Ben olsam (bakınız yazının giriş bölümü) bu sürenin sonunda çok açık ve dürüst bir ara-bilanço çıkarmak için çalışanı karşıma alırım:
·        Biz seni bu geçen sürede şu şekilde tanıdık, şöyle değerlendirdik. Artıların şunlar, eksilerin bunlar. Şu şu açılardan beklediğimizi, şu şu açılardan beklediğimizden azını / çoğunu bulduk. Yanılıyor da olabiliriz, en azından algımız bu.

·        Şimde seni dinleyelim. Sen de bekliyordun, ne buldun?
Ardından, dışarıdan ve yeni bir göz olarak :

·        Bu sürede yaptığın iş olarak, iş yapma yöntemlerin ve şirketin yöntemleri olarak sence değiştirmemiz, yapmamız gerekenler neler?
Başka şeyler de konuşulur (konuşuluyordur) elbet, uzmanlar daha iyi bilirler.

Bu görüşmenin sonunda, İK ve yönetim (personelle çalışan diğer birimlerin de görüşlerini alarak) yeniden bir durum değerlendirmesi yapmalı, söz konusu personelle yola devam edecek miyiz? edeceksek çalışan doğru yerde ve mevkide midir ? onu farklı bir yerde ve konumda değerlendirebilir miyiz? verdiğimiz ücret (şu kadar sürenin sonunda adam gibi tanımaya başladığımız bu personel için) doğru ücret midir, değiştirmeli miyiz? vs.
Bu değerlendirmenin sonucu, ikinci bir toplantıda gene çalışanla paylaşılmalı. Aynen devam veya bir değişiklik düşünülüyorsa (ki bence maaş, yan haklar ve çalışma koşulları sembolik de olsa mutlaka gözden geçirilmeli), çalışana anlatılmalı, görüşü alınmalı, tepki ve önerilerine göre gerekirse düzeltmeler yapılarak her iki tarafın da içine sinen ve artık daha sağlam ve kalıcı bir işbirliği sürdürülmeli. (Olmadı hemen yollar ayrılmalı.)



Bu safhada İK ve yönetim, personelle ilgili eğitim vb programları yapmalı ve (ne kadarını kendisiyle paylaşacağına karar vererek) çalışanın - bu andaki - olası kariyer planlaması yapılmalı.
*
Tamaaam, peki peki anladık. En güzel mülakatı siz yaptınız, en iyi çalışanı siz kaptınız, en doğru ücreti de siz ödersiniz!
Siz neymişsiniz be ablalar abiler, tamam da…

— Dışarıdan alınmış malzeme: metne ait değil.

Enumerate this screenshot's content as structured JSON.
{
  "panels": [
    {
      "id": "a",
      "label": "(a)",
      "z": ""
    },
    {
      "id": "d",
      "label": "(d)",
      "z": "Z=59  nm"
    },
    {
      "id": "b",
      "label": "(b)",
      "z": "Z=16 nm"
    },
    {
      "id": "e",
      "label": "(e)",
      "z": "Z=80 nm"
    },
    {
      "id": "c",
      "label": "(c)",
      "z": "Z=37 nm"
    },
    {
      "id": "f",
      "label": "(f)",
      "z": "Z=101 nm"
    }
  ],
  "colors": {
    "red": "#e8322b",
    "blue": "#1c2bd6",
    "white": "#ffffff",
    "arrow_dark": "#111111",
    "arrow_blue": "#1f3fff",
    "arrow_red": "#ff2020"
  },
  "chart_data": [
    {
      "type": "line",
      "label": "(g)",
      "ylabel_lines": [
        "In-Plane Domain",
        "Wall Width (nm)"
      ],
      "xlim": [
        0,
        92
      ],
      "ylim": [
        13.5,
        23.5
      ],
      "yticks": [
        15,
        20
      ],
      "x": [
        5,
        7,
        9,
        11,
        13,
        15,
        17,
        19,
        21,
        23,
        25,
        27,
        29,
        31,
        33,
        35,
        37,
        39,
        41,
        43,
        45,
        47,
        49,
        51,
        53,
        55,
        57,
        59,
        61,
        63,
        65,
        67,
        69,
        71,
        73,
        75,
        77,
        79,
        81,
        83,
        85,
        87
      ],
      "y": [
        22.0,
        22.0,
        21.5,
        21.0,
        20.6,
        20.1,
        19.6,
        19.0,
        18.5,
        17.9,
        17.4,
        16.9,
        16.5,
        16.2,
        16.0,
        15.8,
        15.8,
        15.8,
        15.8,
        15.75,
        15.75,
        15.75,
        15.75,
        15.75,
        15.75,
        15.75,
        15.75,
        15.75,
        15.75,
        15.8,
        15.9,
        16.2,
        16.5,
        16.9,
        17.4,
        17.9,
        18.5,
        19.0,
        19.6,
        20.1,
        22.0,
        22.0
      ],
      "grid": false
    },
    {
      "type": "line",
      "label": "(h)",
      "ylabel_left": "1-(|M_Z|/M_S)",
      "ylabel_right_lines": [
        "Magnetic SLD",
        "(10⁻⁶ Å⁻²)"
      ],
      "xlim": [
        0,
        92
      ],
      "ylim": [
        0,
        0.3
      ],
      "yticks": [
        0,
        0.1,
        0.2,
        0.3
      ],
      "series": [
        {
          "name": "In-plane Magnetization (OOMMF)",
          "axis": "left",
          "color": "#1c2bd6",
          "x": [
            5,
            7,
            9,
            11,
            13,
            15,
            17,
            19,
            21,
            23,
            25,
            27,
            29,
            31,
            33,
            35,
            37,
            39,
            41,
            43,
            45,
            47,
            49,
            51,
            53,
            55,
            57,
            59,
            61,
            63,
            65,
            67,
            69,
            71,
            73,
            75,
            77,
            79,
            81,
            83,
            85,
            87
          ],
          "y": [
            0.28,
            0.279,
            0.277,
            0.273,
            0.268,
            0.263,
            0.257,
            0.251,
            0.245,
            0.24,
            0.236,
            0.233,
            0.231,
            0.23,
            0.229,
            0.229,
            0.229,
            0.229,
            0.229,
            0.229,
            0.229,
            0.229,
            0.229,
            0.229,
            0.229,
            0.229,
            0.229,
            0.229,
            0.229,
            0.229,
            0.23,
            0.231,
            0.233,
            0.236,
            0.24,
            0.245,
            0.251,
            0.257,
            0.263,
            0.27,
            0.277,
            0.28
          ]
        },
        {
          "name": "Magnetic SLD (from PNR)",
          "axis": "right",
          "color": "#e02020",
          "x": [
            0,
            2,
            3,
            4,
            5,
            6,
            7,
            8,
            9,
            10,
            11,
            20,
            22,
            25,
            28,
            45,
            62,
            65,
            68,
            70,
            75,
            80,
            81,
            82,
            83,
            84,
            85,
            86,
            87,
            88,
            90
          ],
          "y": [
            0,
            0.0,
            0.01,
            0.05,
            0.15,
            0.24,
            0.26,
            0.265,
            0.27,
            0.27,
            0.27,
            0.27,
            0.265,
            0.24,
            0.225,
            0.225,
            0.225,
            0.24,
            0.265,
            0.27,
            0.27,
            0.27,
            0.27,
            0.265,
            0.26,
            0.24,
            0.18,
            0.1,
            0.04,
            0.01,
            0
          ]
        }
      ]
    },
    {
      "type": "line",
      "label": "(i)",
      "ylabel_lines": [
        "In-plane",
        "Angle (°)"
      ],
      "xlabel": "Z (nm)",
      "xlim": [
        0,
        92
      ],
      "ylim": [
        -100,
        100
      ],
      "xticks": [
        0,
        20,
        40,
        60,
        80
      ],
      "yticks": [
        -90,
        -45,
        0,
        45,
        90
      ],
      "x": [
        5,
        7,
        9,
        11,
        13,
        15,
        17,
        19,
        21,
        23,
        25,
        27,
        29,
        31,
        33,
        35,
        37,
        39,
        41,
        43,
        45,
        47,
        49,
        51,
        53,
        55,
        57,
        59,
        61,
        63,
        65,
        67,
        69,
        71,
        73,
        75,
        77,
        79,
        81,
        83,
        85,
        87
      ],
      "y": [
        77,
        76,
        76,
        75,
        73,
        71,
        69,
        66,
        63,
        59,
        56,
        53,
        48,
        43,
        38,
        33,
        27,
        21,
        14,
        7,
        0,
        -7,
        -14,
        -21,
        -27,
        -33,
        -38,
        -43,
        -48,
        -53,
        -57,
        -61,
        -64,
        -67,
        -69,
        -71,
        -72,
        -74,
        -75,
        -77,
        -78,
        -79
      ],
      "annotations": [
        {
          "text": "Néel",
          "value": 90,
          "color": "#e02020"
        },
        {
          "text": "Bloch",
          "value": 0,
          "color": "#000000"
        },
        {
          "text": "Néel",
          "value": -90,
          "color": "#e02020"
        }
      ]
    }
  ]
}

Siz bu kadar süper, yaptığınız işler de mükemmelken, neden bir türlü ‘olmuyor’ acaba?

*
*  *

Kimi (aslında hemen bütün) İK’cılara sorumdur
Hanidir aklımda bu soru: İK’cılar, mesela gazete söz konusuyla benim gibi bir muhabirden, bir meşrubat fabrikasıysa bir pazarlama çalışanından, bir bankaysa veznedeki personelden… hasılı İK’cılan neden diğer çalışanlardan daha çok ‘şirketin sahibi’ olsunlar ki? Arkadaşım sen neden bu şirketin ‘benden çok sahibi’ olasın ki? Neden böyle bir vehim sahibisin? Bu senin bana bakışını, benimle ilişkilerini olumsuz etkiliyor, farkında mısın?